Eleições

Embrião de programa econômico de Lula e Alckmin busca convergência

Pérsio Arida e Aloizio Mercadante trocam ideias para definir o embrião de um programa econômico condizente com Lula e Alckmin. Há ressalvas quanto ao resultado do diálogo

Rosana Hessel
postado em 31/03/2022 02:00
 (crédito: Carlos Vieira/CB/D.A Press)
(crédito: Carlos Vieira/CB/D.A Press)

Enquanto o cenário das pesquisas para as eleições de 2022 se cristaliza com a polarização entre Luiz Inácio Lula da Silva (PT) e o presidente Jair Bolsonaro (PL), um movimento que já era esperado nos bastidores começa a acontecer. Próximo do encerramento da janela partidária, economistas históricos tucanos começam a se aproximar dos formuladores do programa econômico do PT.

O ex-senador e ex-ministro Aloizio Mercadante, atual presidente da Fundação Perseu Abramo e coordenador da equipe da entidade, está à frente das conversas.
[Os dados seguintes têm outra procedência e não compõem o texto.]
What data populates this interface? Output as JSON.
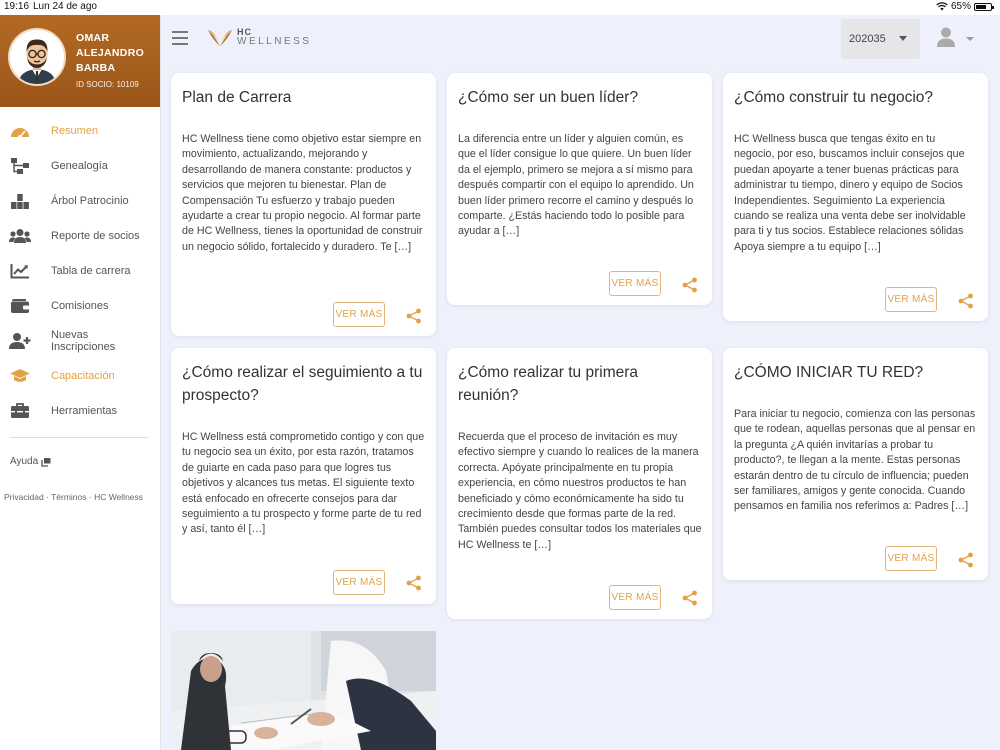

Ele está elaborando propostas em cadernos temáticos para construir um esboço do programa de governo da campanha de Lula.

Na semana passada, Mercadante reuniu-se com o economista Persio Arida, um dos pais do Plano Real e formulador do plano econômico do ex-tucano Geraldo Alckmin, em 2018. Alckmin é cotado para ser vice na chapa com Lula para as eleições de outubro e a confirmação deverá ocorrer em 8 de abril.

Apesar de terem visões diferentes na teoria econômica, Mercadante e Arida são contemporâneos na Universidade de São Paulo (USP), na década de 1970. No encontro, segundo interlocutores, a conversa tratou da situação do Brasil e de "algumas ideias iniciais". Não houve compromisso de elaboração de programa de governo.

A aproximação de ambos é vista como uma estratégia de Alckmin, agora filiado ao PSB, para dar o tom de uma terceira via viável na chapa com Lula. Contudo, as conversas ainda são preliminares, e os assessores de Lula evitam comentar o assunto antes da confirmação da chapa.

O diálogo entre economistas desenvolvimentistas, como Mercadante, com um dos principais representantes do pensamento econômico ortodoxo no país, que é Persio Arida, é vista como uma tentativa de atrair a confiança do mercado financeiro. Há muita frustração com o ministro da Economia, Paulo Guedes, e com Bolsonaro.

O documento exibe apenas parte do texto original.